A escritora, quadrinista e cineasta franco-iraniana Marjane Satrapi morreu aos 56 anos. A informação foi confirmada por familiares nesta quinta-feira (4), encerrando a trajetória de uma das vozes mais importantes da literatura gráfica contemporânea e uma das críticas mais conhecidas do regime iraniano.
Em comunicado divulgado à imprensa, a família afirmou que Satrapi morreu “de tristeza”, pouco mais de um ano após a morte de seu marido, Mattias Ripa, produtor e ator com quem dividiu a vida por décadas. Ripa faleceu em abril de 2025.
Nascida em Rasht, no Irã, em 1969, Marjane Satrapi construiu reconhecimento internacional ao transformar sua própria história em arte. Exilada na França desde os anos 1990, ela encontrou nos quadrinhos uma forma de narrar experiências pessoais marcadas pela Revolução Islâmica, pela guerra e pela condição de estrangeira.
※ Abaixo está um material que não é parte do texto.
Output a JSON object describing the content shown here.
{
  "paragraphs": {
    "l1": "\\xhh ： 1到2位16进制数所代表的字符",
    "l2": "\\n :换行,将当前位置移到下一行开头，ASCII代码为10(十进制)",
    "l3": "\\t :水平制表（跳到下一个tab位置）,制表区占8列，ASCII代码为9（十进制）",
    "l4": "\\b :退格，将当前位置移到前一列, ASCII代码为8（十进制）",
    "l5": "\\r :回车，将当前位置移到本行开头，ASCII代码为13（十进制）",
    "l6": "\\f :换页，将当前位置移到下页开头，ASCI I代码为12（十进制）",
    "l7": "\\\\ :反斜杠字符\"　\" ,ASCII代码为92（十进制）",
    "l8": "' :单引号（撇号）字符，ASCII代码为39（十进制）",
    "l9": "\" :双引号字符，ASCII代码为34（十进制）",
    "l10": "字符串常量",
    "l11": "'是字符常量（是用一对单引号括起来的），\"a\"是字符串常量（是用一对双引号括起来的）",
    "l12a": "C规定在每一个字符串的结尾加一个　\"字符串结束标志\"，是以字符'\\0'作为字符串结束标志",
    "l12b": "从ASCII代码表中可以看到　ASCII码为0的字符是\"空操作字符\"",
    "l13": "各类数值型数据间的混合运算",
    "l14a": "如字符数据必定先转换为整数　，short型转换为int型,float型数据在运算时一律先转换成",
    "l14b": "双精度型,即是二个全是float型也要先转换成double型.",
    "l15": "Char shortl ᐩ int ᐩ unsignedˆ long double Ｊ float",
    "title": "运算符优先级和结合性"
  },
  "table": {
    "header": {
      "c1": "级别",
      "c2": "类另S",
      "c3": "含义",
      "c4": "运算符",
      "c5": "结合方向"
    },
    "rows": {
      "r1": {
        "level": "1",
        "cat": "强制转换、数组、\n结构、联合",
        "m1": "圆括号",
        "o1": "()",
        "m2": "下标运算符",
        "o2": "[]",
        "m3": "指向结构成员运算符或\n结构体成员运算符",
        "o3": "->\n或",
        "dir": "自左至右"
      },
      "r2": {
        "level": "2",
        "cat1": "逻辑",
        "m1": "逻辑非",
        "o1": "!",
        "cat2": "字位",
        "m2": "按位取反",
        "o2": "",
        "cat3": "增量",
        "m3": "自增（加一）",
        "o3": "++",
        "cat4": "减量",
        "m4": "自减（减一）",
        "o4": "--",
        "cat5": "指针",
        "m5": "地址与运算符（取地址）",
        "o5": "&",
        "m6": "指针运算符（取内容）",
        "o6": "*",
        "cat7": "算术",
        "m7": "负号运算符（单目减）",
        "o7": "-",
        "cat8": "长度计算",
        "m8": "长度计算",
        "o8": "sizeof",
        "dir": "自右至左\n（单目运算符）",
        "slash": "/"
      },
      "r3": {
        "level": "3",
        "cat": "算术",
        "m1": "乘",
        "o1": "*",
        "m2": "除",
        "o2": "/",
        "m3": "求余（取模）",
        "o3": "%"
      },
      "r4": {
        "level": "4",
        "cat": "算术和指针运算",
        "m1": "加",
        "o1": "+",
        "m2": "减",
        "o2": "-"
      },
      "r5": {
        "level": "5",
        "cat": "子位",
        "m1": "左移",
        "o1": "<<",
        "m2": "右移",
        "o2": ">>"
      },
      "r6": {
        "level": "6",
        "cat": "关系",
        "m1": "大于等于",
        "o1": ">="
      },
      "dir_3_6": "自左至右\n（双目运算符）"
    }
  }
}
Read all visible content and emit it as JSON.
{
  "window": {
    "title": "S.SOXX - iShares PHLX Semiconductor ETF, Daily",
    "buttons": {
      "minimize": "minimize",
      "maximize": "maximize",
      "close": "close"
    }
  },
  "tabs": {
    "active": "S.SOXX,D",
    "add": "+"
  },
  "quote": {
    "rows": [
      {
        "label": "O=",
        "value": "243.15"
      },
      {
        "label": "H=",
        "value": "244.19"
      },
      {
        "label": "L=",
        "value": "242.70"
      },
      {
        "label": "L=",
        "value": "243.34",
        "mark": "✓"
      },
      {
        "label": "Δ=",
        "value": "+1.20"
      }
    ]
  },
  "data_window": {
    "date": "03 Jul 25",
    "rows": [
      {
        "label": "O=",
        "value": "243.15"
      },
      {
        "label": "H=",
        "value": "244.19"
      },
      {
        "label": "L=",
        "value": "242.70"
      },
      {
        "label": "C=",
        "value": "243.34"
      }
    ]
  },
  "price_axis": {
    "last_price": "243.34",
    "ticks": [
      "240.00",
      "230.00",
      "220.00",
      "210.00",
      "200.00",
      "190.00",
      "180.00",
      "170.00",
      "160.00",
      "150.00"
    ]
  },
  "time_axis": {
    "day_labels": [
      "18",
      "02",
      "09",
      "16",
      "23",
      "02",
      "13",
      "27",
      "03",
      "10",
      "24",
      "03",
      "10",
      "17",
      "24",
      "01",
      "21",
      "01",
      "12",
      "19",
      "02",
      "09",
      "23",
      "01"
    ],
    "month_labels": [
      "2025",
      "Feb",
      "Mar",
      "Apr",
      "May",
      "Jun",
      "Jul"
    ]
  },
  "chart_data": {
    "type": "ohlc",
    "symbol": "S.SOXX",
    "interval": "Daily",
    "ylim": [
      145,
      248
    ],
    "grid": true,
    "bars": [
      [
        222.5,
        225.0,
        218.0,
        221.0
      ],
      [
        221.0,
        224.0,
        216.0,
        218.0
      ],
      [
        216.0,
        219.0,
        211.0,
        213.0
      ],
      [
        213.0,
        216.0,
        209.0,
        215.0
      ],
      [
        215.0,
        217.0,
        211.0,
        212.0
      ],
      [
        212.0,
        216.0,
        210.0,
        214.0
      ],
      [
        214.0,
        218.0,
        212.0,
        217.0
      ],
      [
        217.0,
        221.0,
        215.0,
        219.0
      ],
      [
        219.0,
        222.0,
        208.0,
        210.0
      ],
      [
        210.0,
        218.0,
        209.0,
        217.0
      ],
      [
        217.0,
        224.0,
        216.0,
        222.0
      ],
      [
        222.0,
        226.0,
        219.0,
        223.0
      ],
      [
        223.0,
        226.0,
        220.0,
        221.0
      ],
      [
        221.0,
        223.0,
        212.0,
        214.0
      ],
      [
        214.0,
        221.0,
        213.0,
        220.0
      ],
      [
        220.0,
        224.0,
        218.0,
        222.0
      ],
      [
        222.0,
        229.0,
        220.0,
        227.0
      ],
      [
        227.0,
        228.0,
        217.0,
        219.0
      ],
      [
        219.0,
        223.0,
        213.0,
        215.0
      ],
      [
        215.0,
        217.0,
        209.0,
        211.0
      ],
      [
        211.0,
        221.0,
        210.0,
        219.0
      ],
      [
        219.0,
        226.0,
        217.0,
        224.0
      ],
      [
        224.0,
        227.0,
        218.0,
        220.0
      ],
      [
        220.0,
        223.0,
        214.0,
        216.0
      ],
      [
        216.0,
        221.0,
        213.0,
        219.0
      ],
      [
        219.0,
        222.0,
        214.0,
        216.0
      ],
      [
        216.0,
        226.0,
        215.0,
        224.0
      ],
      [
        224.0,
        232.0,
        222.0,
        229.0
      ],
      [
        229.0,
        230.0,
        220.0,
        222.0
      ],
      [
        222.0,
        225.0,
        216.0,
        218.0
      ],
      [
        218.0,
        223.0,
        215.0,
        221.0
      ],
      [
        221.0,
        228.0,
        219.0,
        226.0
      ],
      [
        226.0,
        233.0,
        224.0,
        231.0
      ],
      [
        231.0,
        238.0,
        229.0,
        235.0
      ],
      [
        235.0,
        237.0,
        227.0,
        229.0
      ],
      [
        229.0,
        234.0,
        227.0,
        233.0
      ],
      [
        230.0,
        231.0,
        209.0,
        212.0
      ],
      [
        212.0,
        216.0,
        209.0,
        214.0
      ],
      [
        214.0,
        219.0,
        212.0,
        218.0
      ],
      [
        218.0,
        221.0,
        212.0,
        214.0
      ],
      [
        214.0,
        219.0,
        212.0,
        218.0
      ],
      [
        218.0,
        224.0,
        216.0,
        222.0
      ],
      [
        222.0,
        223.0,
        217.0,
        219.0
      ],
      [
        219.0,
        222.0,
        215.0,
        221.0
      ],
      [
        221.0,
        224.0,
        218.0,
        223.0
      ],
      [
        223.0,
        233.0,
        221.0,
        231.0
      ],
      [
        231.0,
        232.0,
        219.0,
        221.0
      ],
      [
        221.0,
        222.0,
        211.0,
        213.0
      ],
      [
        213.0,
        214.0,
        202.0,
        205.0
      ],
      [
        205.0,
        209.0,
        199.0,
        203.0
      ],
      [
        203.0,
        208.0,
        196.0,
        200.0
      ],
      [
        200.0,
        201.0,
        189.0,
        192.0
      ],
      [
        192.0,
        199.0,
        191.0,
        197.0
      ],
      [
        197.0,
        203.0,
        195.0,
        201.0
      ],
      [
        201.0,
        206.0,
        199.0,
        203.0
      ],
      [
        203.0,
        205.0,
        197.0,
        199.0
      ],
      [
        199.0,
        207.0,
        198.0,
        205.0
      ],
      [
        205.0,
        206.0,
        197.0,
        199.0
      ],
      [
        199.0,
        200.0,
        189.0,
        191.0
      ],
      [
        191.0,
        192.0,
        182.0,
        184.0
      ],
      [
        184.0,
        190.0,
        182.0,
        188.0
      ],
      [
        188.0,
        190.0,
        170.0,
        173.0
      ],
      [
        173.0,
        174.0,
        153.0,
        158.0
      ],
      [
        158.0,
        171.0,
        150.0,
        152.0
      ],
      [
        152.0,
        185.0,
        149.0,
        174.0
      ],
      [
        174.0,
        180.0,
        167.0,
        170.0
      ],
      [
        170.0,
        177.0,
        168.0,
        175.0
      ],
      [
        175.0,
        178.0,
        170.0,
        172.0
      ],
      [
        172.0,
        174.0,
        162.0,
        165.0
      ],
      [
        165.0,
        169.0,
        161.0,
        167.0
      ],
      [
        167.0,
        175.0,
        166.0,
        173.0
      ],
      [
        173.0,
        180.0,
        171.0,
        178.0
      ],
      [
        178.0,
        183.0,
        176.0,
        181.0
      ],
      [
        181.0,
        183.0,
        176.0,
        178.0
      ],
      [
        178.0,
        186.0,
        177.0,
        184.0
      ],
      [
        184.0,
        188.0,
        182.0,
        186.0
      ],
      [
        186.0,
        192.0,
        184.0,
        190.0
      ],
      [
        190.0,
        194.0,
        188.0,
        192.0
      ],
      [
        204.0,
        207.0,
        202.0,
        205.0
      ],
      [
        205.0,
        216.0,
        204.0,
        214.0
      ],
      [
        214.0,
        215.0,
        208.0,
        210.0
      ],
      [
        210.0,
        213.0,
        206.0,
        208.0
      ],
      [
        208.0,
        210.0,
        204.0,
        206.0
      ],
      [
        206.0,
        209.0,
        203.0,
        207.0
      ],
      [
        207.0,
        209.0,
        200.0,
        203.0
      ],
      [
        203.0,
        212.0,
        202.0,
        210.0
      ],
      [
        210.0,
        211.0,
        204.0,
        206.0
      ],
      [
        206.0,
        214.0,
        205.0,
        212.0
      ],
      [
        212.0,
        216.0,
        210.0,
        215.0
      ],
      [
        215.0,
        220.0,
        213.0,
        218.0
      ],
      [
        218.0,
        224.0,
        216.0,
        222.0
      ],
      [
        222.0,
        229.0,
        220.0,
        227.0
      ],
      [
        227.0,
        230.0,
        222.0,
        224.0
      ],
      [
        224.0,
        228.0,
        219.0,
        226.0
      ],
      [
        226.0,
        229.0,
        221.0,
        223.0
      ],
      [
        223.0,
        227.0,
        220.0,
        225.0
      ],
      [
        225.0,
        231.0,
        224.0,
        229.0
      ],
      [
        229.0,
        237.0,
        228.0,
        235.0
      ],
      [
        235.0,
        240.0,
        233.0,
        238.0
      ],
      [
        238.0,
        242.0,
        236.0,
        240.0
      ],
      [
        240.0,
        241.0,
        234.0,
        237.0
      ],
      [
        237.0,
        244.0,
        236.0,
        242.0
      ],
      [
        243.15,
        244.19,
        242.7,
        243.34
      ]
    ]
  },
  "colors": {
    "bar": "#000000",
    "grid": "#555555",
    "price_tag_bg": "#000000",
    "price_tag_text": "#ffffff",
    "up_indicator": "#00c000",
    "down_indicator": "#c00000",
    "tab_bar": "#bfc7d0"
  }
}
Sua obra mais conhecida, Persépolis, tornou-se um fenômeno editorial ao retratar, com sensibilidade e humor, a infância e a juventude da autora em meio às transformações políticas do Irã. O livro conquistou leitores em dezenas de países e ajudou a popularizar o romance gráfico como linguagem capaz de abordar temas históricos, sociais e políticos complexos.
O sucesso da obra ultrapassou as páginas. Em 2007, Satrapi codirigiu a adaptação cinematográfica de Persépolis ao lado de Vincent Paronnaud. O longa de animação recebeu o Prêmio do Júri no Festival de Cannes e foi indicado ao Oscar de Melhor Animação, consolidando ainda mais a projeção internacional da autora.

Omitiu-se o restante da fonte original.